After lunch we walked the streets of Chinatown. This is what Wong does almost every day of the week. He and his wife, Suyan, take the bus up from their home in South Los Angeles. Suyan plays mahjong for hours while her husband looks for friends, sits in the plazas, talks about horse racing and local changes, like the fancy modern apartment buildings and the new restaurants.
At a shopping center, he opened a door to a mahjong hall and introduced me to Suyan. On Broadway, he introduced me to merchants who politely declined to talk about what they pay for the hats and other things they sell, and the same was true of the lady from whom I’d bought my hat.
“People are very private,” Wong said. In the case of my hat, the woman said her daughter does the purchasing from a supplier in the garment district.
George Yu of the Chinatown Business Improvement District said multiple stores selling identical tchotchkes and cheap garments might do well to rethink their business plan. He said businesses and restaurants that draw new customers and residents will make Chinatown more sustainable over the long haul. His office is above Chego, a Roy Choi restaurant that’s a big attraction, and Howlin’ Ray’s Nashville Hot Chicken, which had a line of about 100 people the day I visited.
Right now, the old and new seem to coexist comfortably, even as Chinatown evolves. French Hospital, which served the community’s medical needs for 157 years, just closed in December and it’s not clear what will replace it.
“We definitely need some financial infusion into the area,” said Peter Ng of the Chinatown Service Center.
But at the same time, Ng said, tradition still matters in Chinatown, where 27 family associations still exist. Formed decades ago in response to discrimination, the family associations are part of the Chinese Consolidated Benevolent Assn.
The Ng and Wong names are big in Chinatown, said Ng, and the members think of each other as brothers, just as he and Wong do. This dates back to a time in China when a boy from one family drowned and a member of the other family offered the aggrieved parents one of his own two sons.
“We still have folks on both sides trying to do some research on exactly what happened,” said Ng, “but it did happen.”
I revisited Wong on Tuesday as he made his rounds. He said he likes Ray’s hot chicken and he’s eaten at Chego, he wears western clothes and he happily adapts to change. He said he switched to a mostly vegetable diet and went from 400 pounds to 280, so how’s that for a big change?

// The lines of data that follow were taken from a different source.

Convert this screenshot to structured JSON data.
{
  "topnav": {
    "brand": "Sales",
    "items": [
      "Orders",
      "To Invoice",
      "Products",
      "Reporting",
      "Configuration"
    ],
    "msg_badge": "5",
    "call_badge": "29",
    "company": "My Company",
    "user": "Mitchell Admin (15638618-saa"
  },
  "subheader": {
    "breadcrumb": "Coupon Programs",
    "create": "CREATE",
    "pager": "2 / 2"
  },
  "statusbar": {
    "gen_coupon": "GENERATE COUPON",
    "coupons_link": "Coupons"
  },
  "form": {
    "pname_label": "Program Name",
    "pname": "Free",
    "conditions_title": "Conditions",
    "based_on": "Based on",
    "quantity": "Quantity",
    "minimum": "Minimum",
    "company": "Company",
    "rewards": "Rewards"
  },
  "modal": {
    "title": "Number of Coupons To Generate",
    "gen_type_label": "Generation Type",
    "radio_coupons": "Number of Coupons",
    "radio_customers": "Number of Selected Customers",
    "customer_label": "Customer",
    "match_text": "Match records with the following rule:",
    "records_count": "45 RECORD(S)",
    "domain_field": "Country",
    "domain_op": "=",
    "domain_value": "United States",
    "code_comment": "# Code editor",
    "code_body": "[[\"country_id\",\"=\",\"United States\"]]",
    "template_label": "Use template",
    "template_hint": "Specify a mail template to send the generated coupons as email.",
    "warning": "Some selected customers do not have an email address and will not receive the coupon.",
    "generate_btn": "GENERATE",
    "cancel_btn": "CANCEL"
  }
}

“But I like the old,” he said while sitting near a statue of Sun Yat-sen near the Eastern gate of Chinatown. “There’s a feeling of respect among people here. You meet someone who knew your grandmother or cares about your uncle.”
We walked less than 50 yards and bumped into someone who grew up in his region of China. A minute later we met Fred Wong, 78, who lived in a nearby village in China.
As we walked and talked, the conversation turned back to the local economy and my hat. Fred Wong said the merchants probably made $1 on the sale. Many such shop owners don’t live in Chinatown, he said. They rent single rooms, for a few hundred dollars a month, from middle-class Chinese homeowners in the San Gabriel Valley.
For lunch, tradition prevailed, and we went back to the Golden Dragon, where everybody seemed to know Jimmy Wong and his pal Fred.